# Intuition behind boundary conditions for PDE

Suppose that I am trying to model the spread of heat through a $1$ dimensional rod of length $L$ in meters with $$\frac{\partial u}{\partial t} = D\frac{\partial^2 u}{\partial x^2}$$ where $u(x,t)$ is the temperature in Celsius and $D$ is a fixed coefficient. Set boundary conditions to $$\frac{\partial u(0,t)}{\partial x} = -1 \\ \frac{\partial u(L,t)}{\partial x} = 1$$ Do the boundary conditions last for the whole time that we are modeling the rod? In other words, if I want to model this for $t=2$ in minutes, will the rod constantly be losing $-1^\circ \textrm{C}$ at $x=0$ and gaining $1^\circ \textrm{C}$ at $x=L$ throughout the whole $2$ minutes?

EDIT: I understand the mistake in my hypothetical scenario, $\frac{\partial u(x,t)}{\partial x}$ is not the rate of change with respect to time but rather with length.

• The boundary conditions apply throughout, yes. That's why there's a $t$ in there. The boundary conditions could also depend on $t$, it just happens that they don't in this case. – Ian May 4 '16 at 1:31

## 1 Answer

The question is :

Given the boundary conditions : $$\frac{\partial u(0,t)}{\partial x} = -1 \quad\text{and}\quad \frac{\partial u(L,t)}{\partial x} = 1$$ Do the boundary conditions last for the whole time that we are modeling the rod? In other words, if I want to model this for $t=2$ in minutes, will the rod constantly be losing $-1^\circ \textrm{C}$ at $x=0$ and gaining $1^\circ \textrm{C}$ at $x=L$ throughout the whole $2$ minutes?

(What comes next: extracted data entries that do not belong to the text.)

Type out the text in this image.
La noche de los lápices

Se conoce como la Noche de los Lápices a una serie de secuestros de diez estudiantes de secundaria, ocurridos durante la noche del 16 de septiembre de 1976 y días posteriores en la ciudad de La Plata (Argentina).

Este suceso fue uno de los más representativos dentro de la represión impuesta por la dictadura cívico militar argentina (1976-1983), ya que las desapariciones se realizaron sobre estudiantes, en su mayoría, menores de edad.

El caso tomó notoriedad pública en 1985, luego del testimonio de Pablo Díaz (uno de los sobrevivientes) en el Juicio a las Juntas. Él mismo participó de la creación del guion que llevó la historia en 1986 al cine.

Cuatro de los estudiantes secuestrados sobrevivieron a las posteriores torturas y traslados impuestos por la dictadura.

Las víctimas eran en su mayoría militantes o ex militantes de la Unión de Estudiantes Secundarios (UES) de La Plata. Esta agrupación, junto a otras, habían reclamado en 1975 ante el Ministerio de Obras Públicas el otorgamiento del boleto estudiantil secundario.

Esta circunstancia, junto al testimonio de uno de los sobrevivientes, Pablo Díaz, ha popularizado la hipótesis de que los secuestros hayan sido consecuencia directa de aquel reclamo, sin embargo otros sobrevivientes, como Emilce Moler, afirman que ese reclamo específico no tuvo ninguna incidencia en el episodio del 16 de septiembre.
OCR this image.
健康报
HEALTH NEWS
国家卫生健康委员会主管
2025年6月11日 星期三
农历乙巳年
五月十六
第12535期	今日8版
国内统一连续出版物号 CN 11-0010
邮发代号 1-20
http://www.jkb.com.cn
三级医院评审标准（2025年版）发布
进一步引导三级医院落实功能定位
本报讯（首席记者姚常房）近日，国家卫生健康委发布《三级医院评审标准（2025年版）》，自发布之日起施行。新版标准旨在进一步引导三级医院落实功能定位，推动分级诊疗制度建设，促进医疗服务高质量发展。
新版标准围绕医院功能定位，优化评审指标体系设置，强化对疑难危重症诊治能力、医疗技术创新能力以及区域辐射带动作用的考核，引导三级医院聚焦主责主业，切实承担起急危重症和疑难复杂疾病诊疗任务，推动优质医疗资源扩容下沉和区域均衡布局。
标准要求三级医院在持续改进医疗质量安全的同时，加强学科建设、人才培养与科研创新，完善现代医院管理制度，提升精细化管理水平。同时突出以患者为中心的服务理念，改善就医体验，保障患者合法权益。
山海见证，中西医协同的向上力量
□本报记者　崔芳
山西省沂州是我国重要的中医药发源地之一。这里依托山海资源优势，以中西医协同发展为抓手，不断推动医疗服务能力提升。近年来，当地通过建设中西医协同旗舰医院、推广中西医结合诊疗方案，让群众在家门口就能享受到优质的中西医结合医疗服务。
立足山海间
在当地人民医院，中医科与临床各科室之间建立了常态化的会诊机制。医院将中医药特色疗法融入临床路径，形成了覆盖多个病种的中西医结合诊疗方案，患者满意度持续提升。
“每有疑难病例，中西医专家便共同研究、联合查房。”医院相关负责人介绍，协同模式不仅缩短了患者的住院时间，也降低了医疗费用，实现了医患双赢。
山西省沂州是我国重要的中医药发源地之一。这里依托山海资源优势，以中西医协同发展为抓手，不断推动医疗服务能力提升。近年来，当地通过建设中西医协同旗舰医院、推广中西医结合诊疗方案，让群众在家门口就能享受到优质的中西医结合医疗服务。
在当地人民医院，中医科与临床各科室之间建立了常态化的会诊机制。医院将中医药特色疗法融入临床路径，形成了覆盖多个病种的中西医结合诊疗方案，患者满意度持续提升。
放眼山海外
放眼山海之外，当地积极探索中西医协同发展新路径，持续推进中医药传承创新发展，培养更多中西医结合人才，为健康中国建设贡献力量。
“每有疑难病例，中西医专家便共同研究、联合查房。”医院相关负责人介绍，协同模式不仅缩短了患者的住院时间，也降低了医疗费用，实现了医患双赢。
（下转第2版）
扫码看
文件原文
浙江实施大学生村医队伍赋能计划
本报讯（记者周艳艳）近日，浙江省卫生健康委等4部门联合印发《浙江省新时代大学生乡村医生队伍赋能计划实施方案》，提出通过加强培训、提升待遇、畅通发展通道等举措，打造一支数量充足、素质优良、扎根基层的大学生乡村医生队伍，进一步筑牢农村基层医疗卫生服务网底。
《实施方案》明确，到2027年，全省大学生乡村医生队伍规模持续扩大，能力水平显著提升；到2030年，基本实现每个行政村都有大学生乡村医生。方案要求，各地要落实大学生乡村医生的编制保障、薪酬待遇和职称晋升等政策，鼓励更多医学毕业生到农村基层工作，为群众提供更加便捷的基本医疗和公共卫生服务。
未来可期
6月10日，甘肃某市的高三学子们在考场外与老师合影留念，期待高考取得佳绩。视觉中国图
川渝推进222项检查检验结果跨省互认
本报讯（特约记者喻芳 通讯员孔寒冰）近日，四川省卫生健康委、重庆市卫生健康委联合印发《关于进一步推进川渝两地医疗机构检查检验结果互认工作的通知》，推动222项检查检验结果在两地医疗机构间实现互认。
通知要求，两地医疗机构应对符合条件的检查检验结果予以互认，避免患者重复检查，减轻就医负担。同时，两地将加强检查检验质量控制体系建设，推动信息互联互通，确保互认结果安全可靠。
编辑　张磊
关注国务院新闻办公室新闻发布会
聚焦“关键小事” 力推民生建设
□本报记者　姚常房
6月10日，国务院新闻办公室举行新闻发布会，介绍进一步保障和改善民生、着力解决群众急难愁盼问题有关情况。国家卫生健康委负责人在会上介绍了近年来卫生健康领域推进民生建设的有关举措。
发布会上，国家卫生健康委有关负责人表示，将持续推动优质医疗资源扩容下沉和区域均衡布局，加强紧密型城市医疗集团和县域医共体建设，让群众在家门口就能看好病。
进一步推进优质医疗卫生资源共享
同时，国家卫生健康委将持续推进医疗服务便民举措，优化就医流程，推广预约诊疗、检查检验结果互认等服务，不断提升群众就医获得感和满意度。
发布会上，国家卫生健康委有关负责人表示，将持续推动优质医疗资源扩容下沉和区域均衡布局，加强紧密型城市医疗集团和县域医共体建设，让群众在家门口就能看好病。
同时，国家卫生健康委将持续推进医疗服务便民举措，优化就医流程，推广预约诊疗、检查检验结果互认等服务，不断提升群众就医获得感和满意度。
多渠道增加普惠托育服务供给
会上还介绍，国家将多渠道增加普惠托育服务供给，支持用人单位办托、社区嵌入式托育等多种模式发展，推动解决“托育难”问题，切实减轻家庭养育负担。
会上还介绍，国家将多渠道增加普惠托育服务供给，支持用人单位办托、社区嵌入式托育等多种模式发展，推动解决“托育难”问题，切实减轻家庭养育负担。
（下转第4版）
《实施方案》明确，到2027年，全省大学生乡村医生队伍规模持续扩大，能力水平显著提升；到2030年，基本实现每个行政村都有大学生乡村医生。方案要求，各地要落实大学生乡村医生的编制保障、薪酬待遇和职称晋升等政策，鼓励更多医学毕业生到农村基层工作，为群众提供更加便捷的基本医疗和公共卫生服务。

If I well understand the question, where is a mistake in it:

On one hand, of course the boundary conditions last for the whole time because that is what is stated.

On the other hand, it is false to say that the rod is constantly losing $-1^\circ \textrm{C}$ at $x=0$ and gaining $1^\circ \textrm{C}$ at $x=L$ throughout the whole $2$ minutes.

The partial derivative relatively to $x$ gives the gradient of $u(x,t)$ not the variation of $u(x,t)$ as the time $t$ changes.

Your assumption should be correct if the conditions where $\frac{\partial u(0,t)}{\partial t} = -1$ and $\frac{\partial u(L,t)}{\partial t} = 1$ : This isn't what is stated.

On a physical viewpoint, as they are stated the conditions mean that the flux of energy remains constant on the two boundaries. This doesn't imply that the temperatures are linear functions of time.